Connecting with People in Grief 2015
Tuesday, August 11, 2015
7:30 A.M. - 4:00 P.M.
White River Conference Center
Virtually no one would debate that different age groups of people require different approaches to support them in grief. However, broad stereotypes like “Baby Boomers are self-focused” and “Millennials are non-religious” do little to help us provide meaningful support to these varied people groups as they encounter loss. Instead, what we need to find are the varied pathways to provide support to bereaved individuals and communities that appreciate their generational distinctives and that offer multiple pathways to discover meaningful support. One vital part of this process is discovering the support programs and memorial options that help provide support in the midst of loss. Members of the caregiving community including: nurses, psychologists, counselors, social workers, chaplains, clergy and other interested health care professionals are invited and encouraged to attend.
Please contact the Mid-America Transplant Services Foundation at
800-925-3666 or Merry Smith at: email@example.com for conference information.
Approaches to Death, Loss & Grief: How the Generations Differ
- Dilemmas with generalizing/stereotyping
- Sorting out the generations: Who is dying, who is grieving?
- Silents, Boomers, Xers, Ys, and Zs: Generational distinctives
- Meaning-making, religious orientation, and generational differences in grief
- Problem: Families and communities are multi-generational
Individuals, Community, or Both; How Grief in ‘the Village’ Works for Generations
- Collectivist worldviews and their role in bereavement
- Individualism and challenges to conventional bereavement programs
- How the internet proposes to change grief support
- Groups, camps, & chat-rooms: Examining the effectiveness of program models
- Deploying resources to the best ideas
How Memorialization Matters — Regardless of the Generation, Part 1
- Role of memorialization in the grief process: What does the evidence say?

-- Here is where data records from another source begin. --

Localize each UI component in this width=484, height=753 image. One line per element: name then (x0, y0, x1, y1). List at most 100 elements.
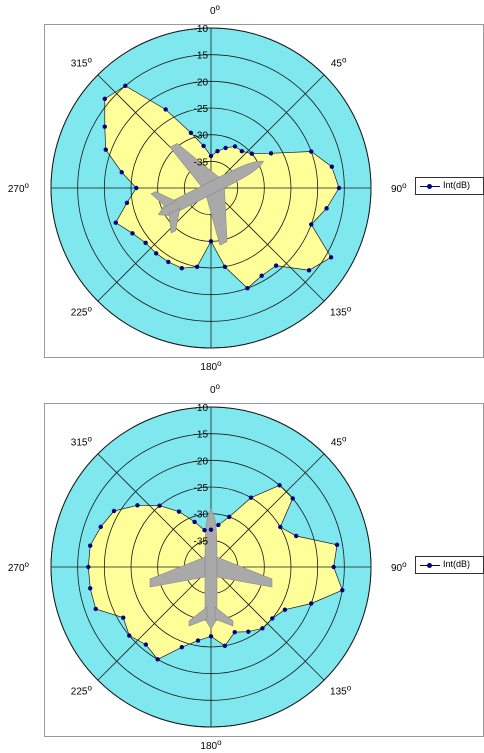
data-point (222, 643, 228, 648)
data-point (248, 495, 254, 500)
data-point (201, 143, 206, 149)
data-point (188, 130, 194, 136)
grid-spoke (97, 187, 212, 302)
angle-label: 180o (200, 738, 222, 752)
data-point (329, 164, 335, 169)
data-point (87, 543, 93, 548)
radial-tick-label: -10 (194, 403, 209, 414)
data-point (215, 149, 220, 154)
data-point (135, 503, 140, 508)
data-point (260, 626, 265, 631)
polar-plot-svg: -10 -15 -20 -25 -30 -35 0o 45o 90o 135o 180o 225o 27… (8, 3, 407, 373)
data-point (306, 268, 312, 273)
data-point (222, 264, 228, 269)
radial-tick-label: -20 (194, 77, 209, 88)
data-point (270, 616, 275, 621)
data-point (127, 633, 132, 638)
data-point (324, 206, 329, 211)
data-point (111, 508, 117, 514)
data-point (130, 231, 135, 236)
data-point (246, 629, 251, 634)
radial-tick-label: -15 (194, 430, 209, 441)
data-point (102, 124, 107, 129)
data-point (249, 151, 255, 156)
data-point (268, 151, 274, 156)
data-point (309, 149, 314, 154)
data-point (232, 144, 238, 149)
data-point (278, 524, 283, 530)
data-point (340, 587, 345, 593)
data-point (134, 185, 139, 191)
data-point (208, 153, 214, 159)
angle-label: 135o (330, 684, 352, 698)
aircraft-wings (169, 143, 228, 246)
grid-spoke (210, 453, 325, 568)
angle-label: 90o (391, 560, 407, 574)
angle-label: 45o (331, 55, 347, 69)
angle-label: 315o (71, 434, 93, 448)
radial-tick-label: -30 (194, 510, 209, 521)
data-point (194, 264, 200, 269)
aircraft-icon (149, 508, 273, 630)
legend-marker-icon (427, 184, 432, 189)
data-point (232, 629, 237, 635)
angle-label: 135o (330, 305, 352, 319)
angle-label: 45o (331, 434, 347, 448)
legend-label: Int(dB) (443, 180, 471, 190)
angle-label: 270o (8, 560, 30, 574)
grid-spoke (210, 74, 325, 189)
data-point (113, 220, 118, 225)
legend-marker-icon (427, 563, 432, 568)
data-point (176, 509, 182, 514)
data-point (86, 564, 91, 570)
grid-spoke (210, 187, 325, 302)
aircraft-tail (150, 191, 181, 234)
data-point (282, 607, 288, 612)
data-point (273, 263, 279, 268)
data-point (121, 615, 126, 620)
data-point (245, 286, 250, 291)
data-point (336, 185, 342, 191)
data-point (163, 107, 168, 112)
data-point (208, 239, 214, 244)
data-point (93, 606, 98, 612)
aircraft-fuselage (157, 160, 265, 216)
angle-label: 225o (71, 305, 93, 319)
data-point (143, 642, 149, 647)
angle-label: 315o (71, 55, 93, 69)
angle-label: 90o (391, 181, 407, 195)
data-point (103, 147, 108, 152)
data-point (334, 542, 340, 547)
grid-spoke (97, 566, 212, 681)
data-point (102, 96, 107, 102)
data-point (223, 145, 228, 151)
data-point (216, 522, 221, 528)
data-point (143, 240, 148, 246)
polar-chart-top: -10 -15 -20 -25 -30 -35 0o 45o 90o 135o 180o 225o 27… (0, 2, 484, 374)
data-point (259, 273, 264, 278)
data-point (239, 149, 245, 154)
aircraft-fuselage (204, 508, 218, 630)
data-point (277, 483, 282, 488)
data-point (153, 251, 159, 256)
grid-spoke (97, 453, 212, 568)
angle-label: 270o (8, 181, 30, 195)
data-point (98, 524, 103, 530)
radial-tick-label: -10 (194, 24, 209, 35)
data-point (309, 601, 314, 606)
data-point (179, 644, 185, 650)
data-point (328, 255, 334, 260)
radial-tick-label: -20 (194, 456, 209, 467)
aircraft-wings (149, 556, 273, 588)
polar-chart-bottom: -10 -15 -20 -25 -30 -35 0o 45o 90o 135o 180o 225o 27… (0, 381, 484, 753)
angle-label: 180o (200, 359, 222, 373)
radial-tick-label: -25 (194, 483, 209, 494)
data-point (119, 170, 124, 175)
radial-tick-label: -35 (194, 157, 209, 168)
data-point (208, 527, 214, 532)
data-point (290, 496, 295, 501)
angle-label: 0o (210, 3, 221, 17)
legend-label: Int(dB) (443, 559, 471, 569)
aircraft-tail (188, 606, 234, 627)
aircraft-icon (150, 143, 265, 246)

- Managing the costs of funerals
- Making sense of memorial anchors
- Significant symbols
- Gathered community
How Memorialization Matters — Regardless of the Generation, Part 2
- Ritual action
- Cultural heritage
- Relating to the corpse: Burn it, bury it, dissolve it, or…?
- The growth of online memorialization
- Problem: Are ceremony preferences a matter of “generational taste?”
CONTINUING EDUCATION CREDIT
This program has been approved by the National Board of Certified Counselors.
Participants will receive a Certificate of Attendance with the program approval number when all requirements for 6.0 hours of continuing education credit have been met. Satisfactory completion of objectives will occur through program attendance. In order to receive a Certificate of Attendance, all participants must sign-in at the registration desk and turn in a completed evaluation form at the end of the program. No partial credit will be awarded.
For questions regarding NBCC educational credit, contact Merry Smith at 314-735-8283 or firstname.lastname@example.org.
This program has been approved by NBCC for NBCC Credit. Mid-America Transplant Services is solely responsible for all aspects of the program. NBCC Approval No. SP-2550
Registration fee is $35 (includes materials, continental breakfast, and lunch). Program fee must be mailed with registration panel or call
800-925-3666 for credit card payment.
At the conclusion of the program, participants should be able to:
- Describe generational distinctives as they relate to death, loss, and grief
- Apply principles for supporting people who are motivated by varied generational factors
- Analyze key evidence about the effectiveness of traditional and contemporary grief support program models
- Explain the five core anchors of memorial ceremonies and their significance for families and communities
- Utilize memorial options to help families create meaningful, affordable memorials
We reserve the right to substitute speakers and topics in case of emergency or cancellation. Information presented during this conference represents the views and opinions of the presenters and does not necessarily constitute the opinion, endorsement of, or promotion by the program provider.